Note that Einstein used conservation of linear momentum to calculate the position of the second electron. Although conservation laws are rarely cited as the explanation, they are the physical reason that entangled particles always produce correlated results. If the results were not always correlated, the implied violation of a fundamental conservation law would be a much bigger story than the mysterious entanglement itself, as interesting as that is.

Now linear momentum is not the only quantity that is always strictly conserved. Others are mass, energy, angular momentum, and particle spin. It is the spin (of electrons or photons) that is measured in the modern tests of entanglement inspired by Bell's 1964 theorem and inequality.

Now Einstein's idea of an "objective reality" is that the particles have properties like position, momentum, and spin at all times. By contrast, Niels Bohr's "Copenhagen Interpretation" claims that particles have no such properties until they are measured.

While it is true that particles acquire some specific properties that depend on what the experimenter measures for, conservation laws require that particle motions and other properties are continuous in space and time. It is only our knowledge of the particle positions that appears to be discontinuous (the "quantum jumps").

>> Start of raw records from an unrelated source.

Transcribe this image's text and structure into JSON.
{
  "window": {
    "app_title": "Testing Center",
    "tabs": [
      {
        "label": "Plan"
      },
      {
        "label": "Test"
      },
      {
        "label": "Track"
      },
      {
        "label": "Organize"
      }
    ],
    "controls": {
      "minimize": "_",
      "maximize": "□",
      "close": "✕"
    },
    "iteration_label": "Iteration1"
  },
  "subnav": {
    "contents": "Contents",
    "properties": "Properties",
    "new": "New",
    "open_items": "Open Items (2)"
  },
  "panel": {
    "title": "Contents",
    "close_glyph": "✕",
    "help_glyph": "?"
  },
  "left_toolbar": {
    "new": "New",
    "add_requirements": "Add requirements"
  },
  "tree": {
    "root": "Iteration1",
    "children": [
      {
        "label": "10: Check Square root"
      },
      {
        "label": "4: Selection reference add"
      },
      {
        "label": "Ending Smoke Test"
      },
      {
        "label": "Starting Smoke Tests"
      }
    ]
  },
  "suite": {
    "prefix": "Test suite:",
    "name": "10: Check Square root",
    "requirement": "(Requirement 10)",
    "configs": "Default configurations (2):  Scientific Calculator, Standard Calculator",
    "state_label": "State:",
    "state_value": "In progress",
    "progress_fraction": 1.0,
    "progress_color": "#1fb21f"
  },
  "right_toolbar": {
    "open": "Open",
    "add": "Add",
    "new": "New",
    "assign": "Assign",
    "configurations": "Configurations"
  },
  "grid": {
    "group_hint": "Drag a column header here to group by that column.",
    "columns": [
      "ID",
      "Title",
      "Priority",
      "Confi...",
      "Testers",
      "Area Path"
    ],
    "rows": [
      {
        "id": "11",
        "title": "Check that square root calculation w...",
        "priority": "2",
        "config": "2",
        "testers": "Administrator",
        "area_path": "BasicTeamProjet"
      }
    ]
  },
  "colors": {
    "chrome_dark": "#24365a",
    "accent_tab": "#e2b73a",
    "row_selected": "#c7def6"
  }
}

But just because we cannot know their properties does not mean, as Einstein insisted, that they do not have objective properties. We cannot prove (without continuous measurements) that the particle ceases to exist or has discontinuous properties, between measurements. What forces would cause such changes? We imagine the particles are not interacting with other particles!

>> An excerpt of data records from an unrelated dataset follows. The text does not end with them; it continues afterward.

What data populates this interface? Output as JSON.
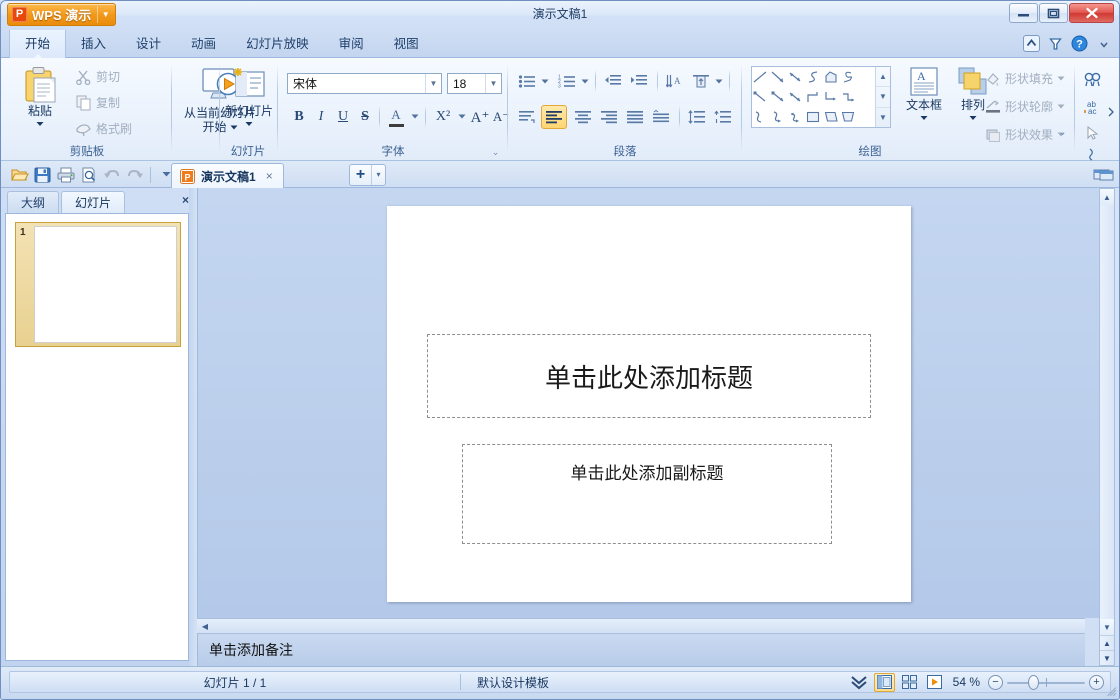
{
  "window": {
    "title": "演示文稿1",
    "app_button": {
      "label": "WPS 演示",
      "badge": "P"
    },
    "controls": {
      "minimize": "minimize-icon",
      "restore": "restore-icon",
      "close": "close-icon"
    }
  },
  "ribbon_tabs": [
    {
      "label": "开始",
      "active": true
    },
    {
      "label": "插入",
      "active": false
    },
    {
      "label": "设计",
      "active": false
    },
    {
      "label": "动画",
      "active": false
    },
    {
      "label": "幻灯片放映",
      "active": false
    },
    {
      "label": "审阅",
      "active": false
    },
    {
      "label": "视图",
      "active": false
    }
  ],
  "tabstrip_right": [
    {
      "name": "collapse-ribbon-icon"
    },
    {
      "name": "help-icon"
    },
    {
      "name": "dropdown-arrow-icon"
    }
  ],
  "groups": {
    "clipboard": {
      "label": "剪贴板",
      "paste": "粘贴",
      "cut": "剪切",
      "copy": "复制",
      "format_painter": "格式刷"
    },
    "slide": {
      "label": "幻灯片",
      "from_current": "从当前幻灯片",
      "from_current_2": "开始",
      "new_slide": "新幻灯片"
    },
    "font": {
      "label": "字体",
      "font_name": "宋体",
      "font_size": "18",
      "bold": "B",
      "italic": "I",
      "underline": "U",
      "strikethrough": "S",
      "font_color": "A",
      "superscript": "X²",
      "grow_font": "A⁺",
      "shrink_font": "A⁻"
    },
    "paragraph": {
      "label": "段落",
      "bullets": "bullets-icon",
      "numbering": "numbering-icon",
      "decrease_indent": "decrease-indent-icon",
      "increase_indent": "increase-indent-icon",
      "text_direction": "text-direction-icon",
      "align_text": "align-text-icon",
      "distribute": "distribute-icon",
      "align_left": "align-left-icon",
      "align_center": "align-center-icon",
      "align_right": "align-right-icon",
      "justify": "justify-icon",
      "distribute_justify": "distribute-justify-icon",
      "line_spacing_up": "line-spacing-increase-icon",
      "line_spacing_down": "line-spacing-decrease-icon",
      "list_level": "list-level-icon"
    },
    "drawing": {
      "label": "绘图",
      "textbox": "文本框",
      "arrange": "排列",
      "shape_fill": "形状填充",
      "shape_outline": "形状轮廓",
      "shape_effects": "形状效果"
    },
    "editing": {
      "find": "find-icon",
      "replace": "replace-icon",
      "select": "select-icon",
      "more": "more-icon"
    }
  },
  "quick_access": [
    {
      "name": "open-icon"
    },
    {
      "name": "save-icon"
    },
    {
      "name": "print-icon"
    },
    {
      "name": "print-preview-icon"
    },
    {
      "name": "undo-icon"
    },
    {
      "name": "redo-icon"
    },
    {
      "name": "customize-qat-icon"
    }
  ],
  "doc_tab": {
    "label": "演示文稿1",
    "close": "×",
    "add": "+",
    "add_arrow": "▾"
  },
  "left_panel": {
    "tabs": [
      {
        "label": "大纲",
        "active": false
      },
      {
        "label": "幻灯片",
        "active": true
      }
    ],
    "close": "×",
    "thumbnails": [
      {
        "number": "1"
      }
    ]
  },
  "slide": {
    "title_placeholder": "单击此处添加标题",
    "subtitle_placeholder": "单击此处添加副标题"
  },
  "notes": {
    "placeholder": "单击添加备注"
  },
  "status_bar": {
    "slide_counter": "幻灯片 1 / 1",
    "template": "默认设计模板",
    "zoom_level": "54 %",
    "view_buttons": [
      {
        "name": "view-chevron-icon",
        "selected": false
      },
      {
        "name": "view-normal-icon",
        "selected": true
      },
      {
        "name": "view-sorter-icon",
        "selected": false
      },
      {
        "name": "view-slideshow-icon",
        "selected": false
      }
    ],
    "zoom_out": "−",
    "zoom_in": "+"
  },
  "colors": {
    "accent_orange": "#ef8c0c",
    "title_text": "#1c3a63",
    "ribbon_bg": "#eaf2fc",
    "panel_bg": "#c8d9f1",
    "selection_gold": "#e0a93a"
  }
}
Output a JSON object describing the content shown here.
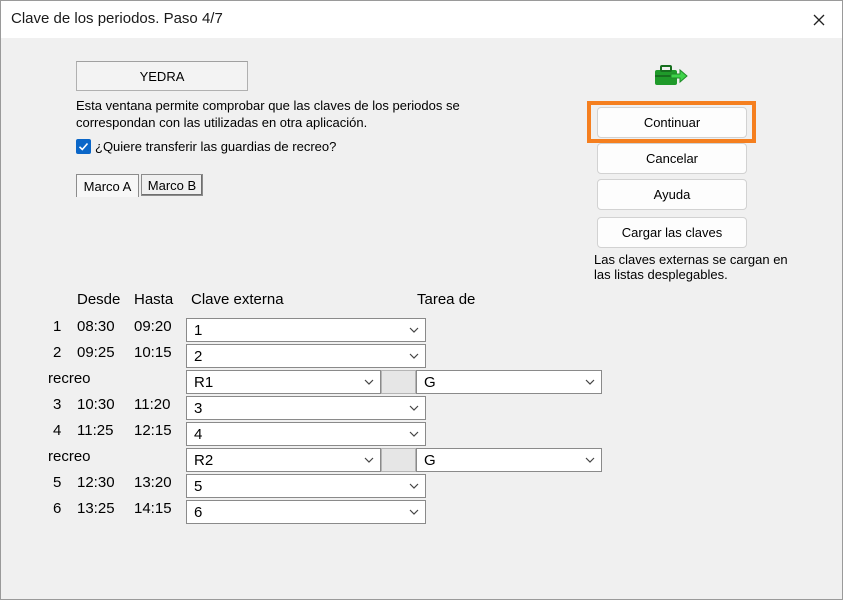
{
  "window": {
    "title": "Clave de los periodos. Paso 4/7"
  },
  "name_box": "YEDRA",
  "description": "Esta ventana permite comprobar que las claves de los periodos se corresponan con las utilizadas en otra aplicación.",
  "description_lines": [
    "Esta ventana permite comprobar que las claves de los periodos se",
    "correspondan con las utilizadas en otra aplicación."
  ],
  "checkbox": {
    "label": "¿Quiere transferir las guardias de recreo?",
    "checked": true
  },
  "tabs": [
    "Marco A",
    "Marco B"
  ],
  "buttons": {
    "continuar": "Continuar",
    "cancelar": "Cancelar",
    "ayuda": "Ayuda",
    "cargar": "Cargar las claves"
  },
  "note": "Las claves externas se cargan en las listas desplegables.",
  "note_lines": [
    "Las claves externas se cargan en",
    "las listas desplegables."
  ],
  "headers": {
    "desde": "Desde",
    "hasta": "Hasta",
    "clave": "Clave externa",
    "tarea": "Tarea de"
  },
  "rows": [
    {
      "num": "1",
      "desde": "08:30",
      "hasta": "09:20",
      "clave": "1"
    },
    {
      "num": "2",
      "desde": "09:25",
      "hasta": "10:15",
      "clave": "2"
    },
    {
      "label": "recreo",
      "clave": "R1",
      "tarea": "G"
    },
    {
      "num": "3",
      "desde": "10:30",
      "hasta": "11:20",
      "clave": "3"
    },
    {
      "num": "4",
      "desde": "11:25",
      "hasta": "12:15",
      "clave": "4"
    },
    {
      "label": "recreo",
      "clave": "R2",
      "tarea": "G"
    },
    {
      "num": "5",
      "desde": "12:30",
      "hasta": "13:20",
      "clave": "5"
    },
    {
      "num": "6",
      "desde": "13:25",
      "hasta": "14:15",
      "clave": "6"
    }
  ],
  "colors": {
    "highlight": "#f57f1f",
    "checkbox": "#0a66c8",
    "icon_green": "#1f9a2a"
  },
  "icons": {
    "close": "close-icon",
    "export": "export-briefcase-icon",
    "dropdown": "chevron-down-icon",
    "check": "checkmark-icon"
  }
}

One property that is particularly difficult to visualize as conserved is spin. When measured in a particular direction, electrons always are measured as having a spin of +1/2 or -1/2. They can be measured in the x, y, or z direction, so it is tempting to see them as having spin 1/2 simultaneously in these directions, but that is not the case. They have a certain probability of measuring 1/2 or -1/2 in any direction, but it is the measurement that "projects" the spin 1/2 into the direction of measurement.

left right
σx σy σz σx σy σz
+ +/- +/- - +/- +/-
+/- + +/- +/- - +/-
+/- +/- + +/-- +/- -
- +/- +/- + +/- +/-
+/- - +/- +/- + +/-
+/- +/- - +/-- +/- +
Below is an animation that starts with two electrons produced with the left spin up in the y direction and the right spin down (the yellow row). The animation illustrates the assumption, unprovable but consistent with conservation principles, that particles remain in those states no matter how far they separate, provided neither interacts with anything else before the measurement.

This illustrates Einstein's "objective reality" idea, that particles have properties like position before they are measured. Spin is different, in that the measurement projects the electron spins along the chosen measurement direction, with projection preserving the opposite directions of spin.

Since each electron has only one unit of electron spin (a magnetic moment equal to one Bohr magneton), we can only say that if measured in a given direction, the spin will be instantly projected, in our example as spin up (1/2 ) for the left electron and the opposite spin down (-1/2) for the right electron.

The table shows six possible outcomes. The spins in directions not measured are indeterminate. A superposition of spin up and down is our best possible prediction +/-.

Werner Heisenberg and later Paul Dirac and others refer to the "free choice" of the experimenter as to which direction is chosen to measure. But then Dirac adds that nature makes an indeterministic choice as to whether we find the electron spin is up (1/2 ) or down (-1/2) in that freely chosen direction.

In his description of three polarizers, Dirac showed that unmeasured directions are in a superposition of states.

Now entanglement adds the nonlocality and non-separability that is caused by the (single) two-particle wave function Ψ12 collapsing symmetrically and simultaneously into single-electron wave functions Ψ1 and Ψ2 in our special frame.